RASPAS DE FUEGO.001
MIS ANGUSTIAS CASI ME PARALIZAN
Mis angustias casi me paralizan. Me guarezco, cobarde, precario, en los boquetes opacos de mis límites, tan reales como imaginarios, retrayéndome hacia las troneras de la dureza de mi corazón como si huyera de la infinidad de posibilidades de sembrar ternura en estas ciudades donde habito, a veces tan hostiles, tan ebrias en ríos de falso oro, con tantos ojos locos, ávidos de paparruchas. El miedo a amar anquilosa, diezma las impredecibles capacidades de crecimiento de la calidad humana. Siempre ha sido así.
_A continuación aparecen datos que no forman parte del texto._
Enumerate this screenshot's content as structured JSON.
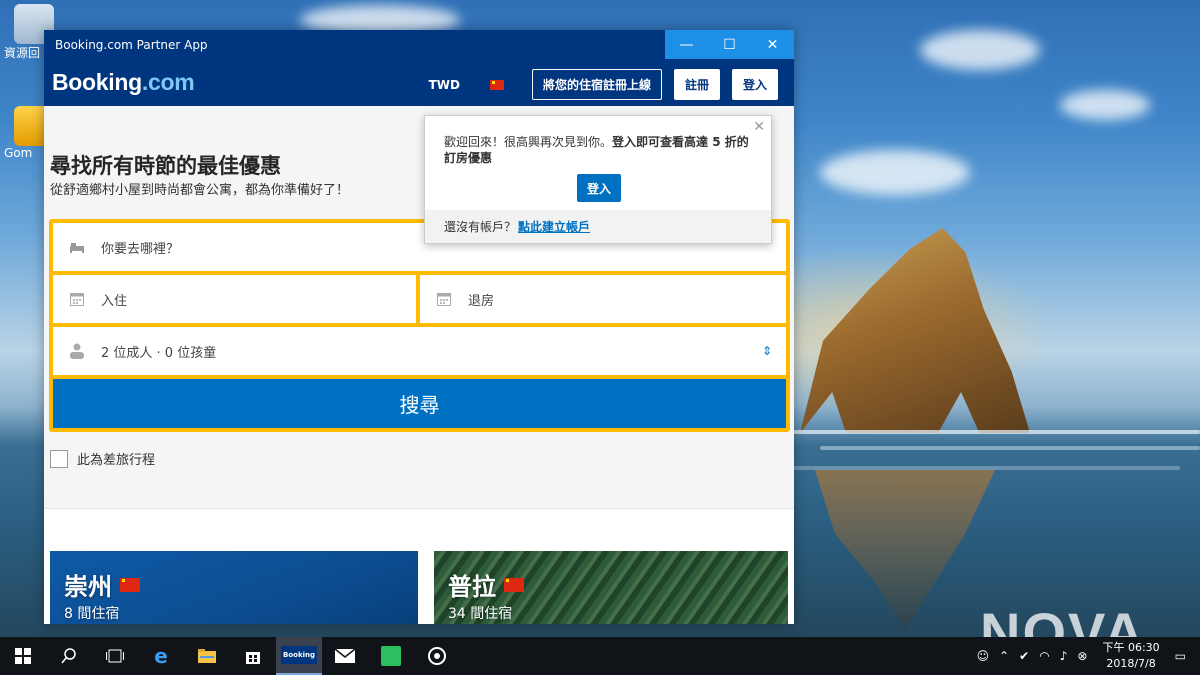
{
  "desktop": {
    "icons": [
      {
        "name": "recycle-bin",
        "label": "資源回"
      },
      {
        "name": "gom",
        "label": "Gom"
      }
    ],
    "watermark": "NOVA"
  },
  "window": {
    "title": "Booking.com Partner App",
    "controls": {
      "minimize": "—",
      "maximize": "☐",
      "close": "✕"
    }
  },
  "header": {
    "logo_main": "Booking",
    "logo_tld": ".com",
    "currency": "TWD",
    "list_property": "將您的住宿註冊上線",
    "register": "註冊",
    "sign_in": "登入"
  },
  "hero": {
    "title": "尋找所有時節的最佳優惠",
    "subtitle": "從舒適鄉村小屋到時尚都會公寓，都為你準備好了！"
  },
  "search": {
    "destination_placeholder": "你要去哪裡？",
    "checkin": "入住",
    "checkout": "退房",
    "guests": "2 位成人 · 0 位孩童",
    "button": "搜尋",
    "business_trip": "此為差旅行程"
  },
  "popup": {
    "message_plain": "歡迎回來！很高興再次見到你。",
    "message_bold": "登入即可查看高達 5 折的訂房優惠",
    "login": "登入",
    "no_account": "還沒有帳戶？",
    "create_account": "點此建立帳戶"
  },
  "destinations": [
    {
      "name": "崇州",
      "count": "8 間住宿"
    },
    {
      "name": "普拉",
      "count": "34 間住宿"
    }
  ],
  "taskbar": {
    "app_label": "Booking",
    "time": "下午 06:30",
    "date": "2018/7/8"
  },
  "colors": {
    "brand_blue": "#003580",
    "action_blue": "#0071c2",
    "search_yellow": "#febb02"
  }
}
Maldigo esta altura mezquina de los tiempos, pero la alimento día a día, envidia a envidia, extraídas de mis pozos reptilianos. No puedo no ser un hijo, un espejo pertinente de este tiempo que me toca vivir, un vulgar síntoma de pensamiento, palabra y obra del fracaso vergonzante de siglos y siglos de imperios armados hasta los dientes de acero, oro e ideologías atroces que tanto y tanto sufrimiento inútil han provocado y provocan, que tan sacrílegos se han manifestado con los esclavizados y masacrados de la historia , que tan cínicamente imperan, terribles, como una reala de perros bestiales, esquilmado lo que haga falta, hacia el escombro baldío que dejan las oportunidades de negocio. La convulsa codicia no sólo no descansa nunca, sino que se evidencian en los eructos de las SICAV, con sus aciagos algoritmos, con sus élites extractivas hipócritas de generación en generación, sus obsesiones patológicas con las cuentas de resultados.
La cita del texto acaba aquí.